Background:

IC50: 0.03 and 0.36 μM for COX-2 and COX-1, respectively

Inotilone is a cyclooxygenase (COX) inhibitor.

Many of nonsteroidal anti-inflammatory drugs (NSAIDs) target cyclooxygenases (COX), which catalyze the first two steps in the biosynthesis of the prostaglandins from the substrate arachidonic acid.

In vitro: Inotilone was tested as the inhibitor of mitogen-activated protein kinase, nuclear factor-κB (NF-κB), and matrix-metalloproteinase (MMP)-9 protein expressions in LPS-stimulated RAW264.7 cells. When RAW264.7 macrophages were treated with inotilone with LPS, a significant concentration-dependent inhibition of NO production was detected. It was also found that inotilone could block the protein expression of iNOS, NF-κB, and MMP-9 in LPS-stimulated RAW264.7 macrophages [1].
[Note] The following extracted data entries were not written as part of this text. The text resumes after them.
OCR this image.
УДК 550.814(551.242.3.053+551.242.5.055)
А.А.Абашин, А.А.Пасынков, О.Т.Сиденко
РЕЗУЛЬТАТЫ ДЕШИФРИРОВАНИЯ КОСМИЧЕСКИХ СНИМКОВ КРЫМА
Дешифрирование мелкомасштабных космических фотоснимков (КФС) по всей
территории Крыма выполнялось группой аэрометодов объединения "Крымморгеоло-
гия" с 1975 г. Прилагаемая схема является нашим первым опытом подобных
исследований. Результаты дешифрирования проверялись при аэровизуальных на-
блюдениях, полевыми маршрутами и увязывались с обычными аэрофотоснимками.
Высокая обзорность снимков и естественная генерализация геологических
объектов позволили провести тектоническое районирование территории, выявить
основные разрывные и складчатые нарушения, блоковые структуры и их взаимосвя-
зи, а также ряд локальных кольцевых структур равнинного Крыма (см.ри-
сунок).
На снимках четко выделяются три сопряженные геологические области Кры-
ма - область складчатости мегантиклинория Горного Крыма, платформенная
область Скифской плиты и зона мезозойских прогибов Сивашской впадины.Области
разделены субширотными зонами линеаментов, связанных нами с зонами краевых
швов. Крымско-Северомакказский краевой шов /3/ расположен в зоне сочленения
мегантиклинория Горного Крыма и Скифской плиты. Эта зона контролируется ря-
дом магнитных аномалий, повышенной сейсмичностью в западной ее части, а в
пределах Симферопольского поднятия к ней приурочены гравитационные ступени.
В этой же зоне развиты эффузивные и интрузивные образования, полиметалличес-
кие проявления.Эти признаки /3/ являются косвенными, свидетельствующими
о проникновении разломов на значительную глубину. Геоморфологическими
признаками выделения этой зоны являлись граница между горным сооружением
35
In vivo: In in vivo tests, inotilone decreased the paw edema after Carr administration, and it increased the activities of catalase (CAT), superoxide dismutase (SOD), and glutathione peroxidase (GPx). Inotilone also significantly attenuated the malondialdehyde (MDA) level in the edema paw. Inotilone decreased the NO and tumor necrosis factor (TNF-α) levels on serum after Carr injection. In addition, an intraperitoneal injection treatment with inotilone could diminish neutrophil infiltration into sites of inflammation, as did indomethacin [1].

Clinical trial: So far, no clinical study has been conducted.

Reference:
[1] Huang GJ, Huang SS, Deng JS.  Anti-inflammatory activities of inotilone from Phellinus linteus through the inhibition of MMP-9, NF-κB, and MAPK activation in vitro and in vivo. PLoS One. 2012;7(5):e35922.